También suena paradójico que la raíz de esta terapia sea el psicoanálisis

Se ven las cosas como un sistema. No es que haya patología sino que hay un sistema que está funcionando de una forma irregular. Cuando se empiezan a cambiar las interacciones que hay dentro del sistema se produce el efecto cascada.
El tema de no etiquetar me ha ayudado mucho a partir de dónde está la persona. Mirar a la persona desde el punto de vista de la interacción y los sistemas hace que escuches muchísimo mejor. 

Has tratado con Fonagy, Yalom… da la impresión de que es difícil vivir en Palo Alto y no coincidir con alguna eminencia

Se respira que estás en un sitio de vanguardia. Por la mañana, salías a la calle y te cruzabas con Zuckerberg, que vivía en la casa de enfrente, luego vas a Stanford, donde estás con Fonagy y Yalom, y también Karin Schlanger o Terry Soo-Hoo… Es un sitio que te contagia. Por ejemplo, en Stanford conocimos al psicólogo que hace los test para los miembros de la NASA ¡Como para no contagiarte!

¿De lo que has trabajado en San Francisco, qué crees que se podría importar a la salud mental de aquí?

El poder acceder más fácilmente a la familia del paciente.
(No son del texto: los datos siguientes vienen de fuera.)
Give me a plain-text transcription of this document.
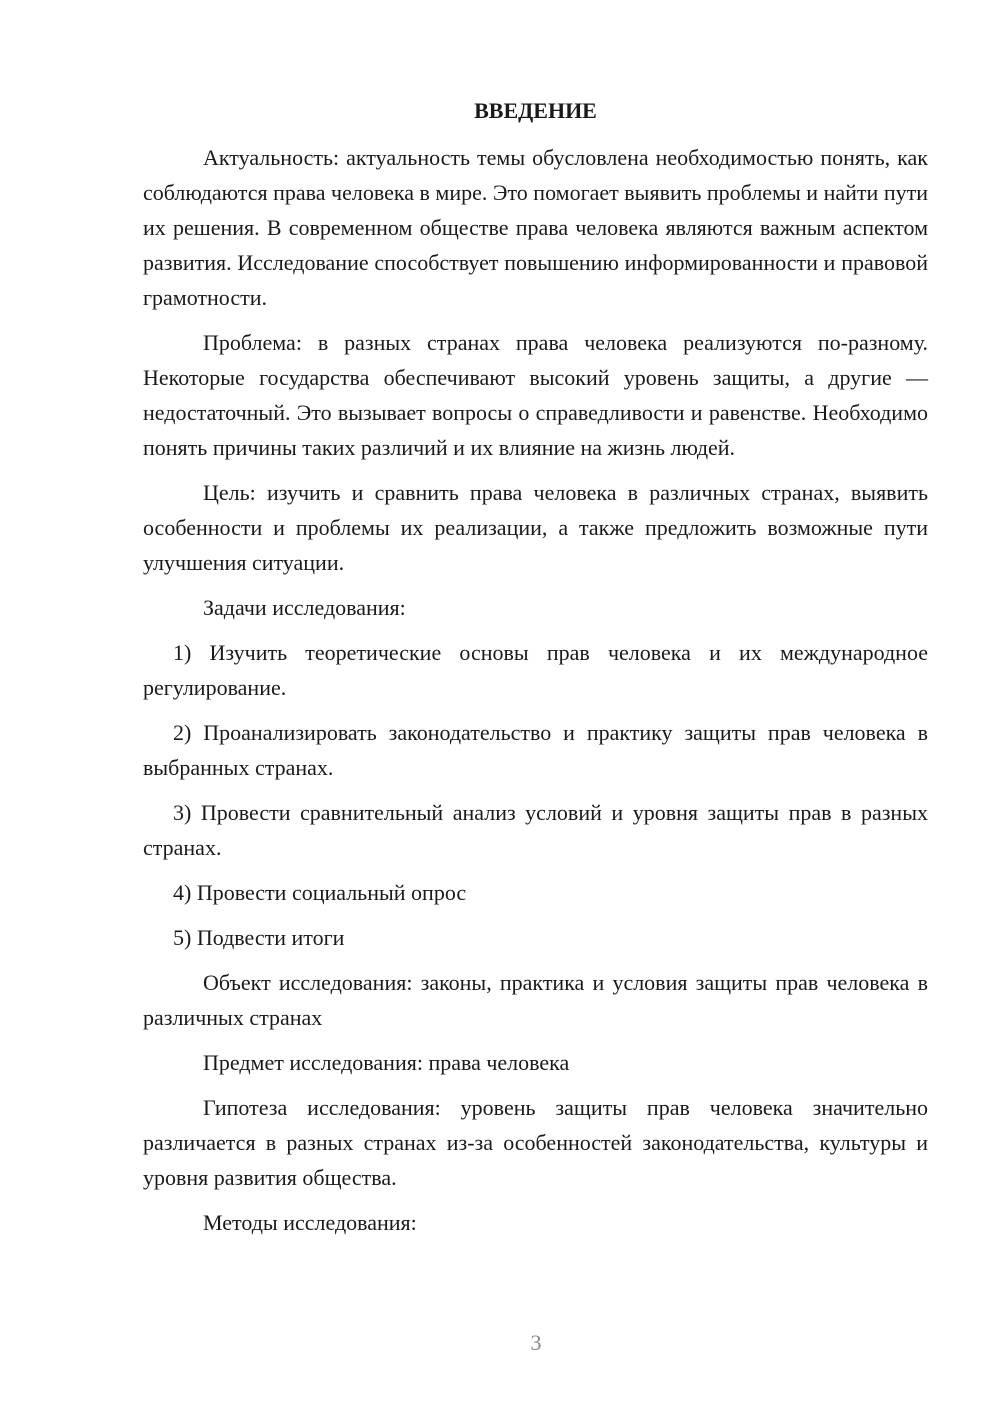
ВВЕДЕНИЕ

Актуальность: актуальность темы обусловлена необходимостью понять, как соблюдаются права человека в мире. Это помогает выявить проблемы и найти пути их решения. В современном обществе права человека являются важным аспектом развития. Исследование способствует повышению информированности и правовой грамотности.

Проблема: в разных странах права человека реализуются по-разному. Некоторые государства обеспечивают высокий уровень защиты, а другие — недостаточный. Это вызывает вопросы о справедливости и равенстве. Необходимо понять причины таких различий и их влияние на жизнь людей.

Цель: изучить и сравнить права человека в различных странах, выявить особенности и проблемы их реализации, а также предложить возможные пути улучшения ситуации.

Задачи исследования:

1) Изучить теоретические основы прав человека и их международное регулирование.

2) Проанализировать законодательство и практику защиты прав человека в выбранных странах.

3) Провести сравнительный анализ условий и уровня защиты прав в разных странах.

4) Провести социальный опрос

5) Подвести итоги

Объект исследования: законы, практика и условия защиты прав человека в различных странах

Предмет исследования: права человека

Гипотеза исследования: уровень защиты прав человека значительно различается в разных странах из-за особенностей законодательства, культуры и уровня развития общества.

Методы исследования:

3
Muchas veces los pacientes vienen obligados y, si pudiésemos tener acceso a la persona del entorno que está más motivada para cambiar, podría ayudarnos. Es dar con el cliente, con la persona más motivada para el cambio.
Y también identificar bien la queja. Hay veces que en servicio clínico de aquí nos quedamos en la identificación del trastorno, cuando, quizás, analizar en qué está afectando ese trastorno  podría ayudar.

Toda esta experiencia se vierte en el TFM, que presentaste allí y te vale para ambas universidades

En San Francisco tuve mi tribunal,  a Karin Schlanger como tutora…lo único que, en vez de disponer de seis meses, lo tuve que realizar en cuatro. Mi TFM versa sobre las pandillas latinoamericanas, que es una realidad muy presente en Estados Unidos y, particularmente, en Palo Alto. Es gente que conoce lo que es vivir teniéndolo todo, porque lo tienen a la vista, pero realmente no lo pueden tener. Es una realidad que me interesó mucho desde el enfoque sistémico.

¿Cuál fue la experiencia que más te ha marcado de estos meses?

En el MRI, ver trabajar a Karin. Tiene una visión que te deja asombrada. Ahora, ante determinadas situaciones, me planteo ¿qué haría Karin? Haber aprendido de ella me hace pensar que ir a San Francisco es la mejor decisión que he tomado.
En la esfera personal, lo bien que me lo he pasado. Haber combinado la experiencia profesional con viajar con las amistades que hice a Los Ángeles, Las Vegas, el gran cañón…

¿Crees que lo que has vivido te abre otro horizonte profesional?

Creo que esta experiencia me da un plus. Me he ido al MRI, que es la cuna de la terapia sistémica, una terapia tan poco practicada aquí que me da un punto de originalidad, de poder dar algo nuevo y poco visto. Por otro lado, ahora estoy más selectiva, porque la forma de trabajar ahí me ha gustado mucho y quiero encontrar un sitio en el que la pueda aplicar.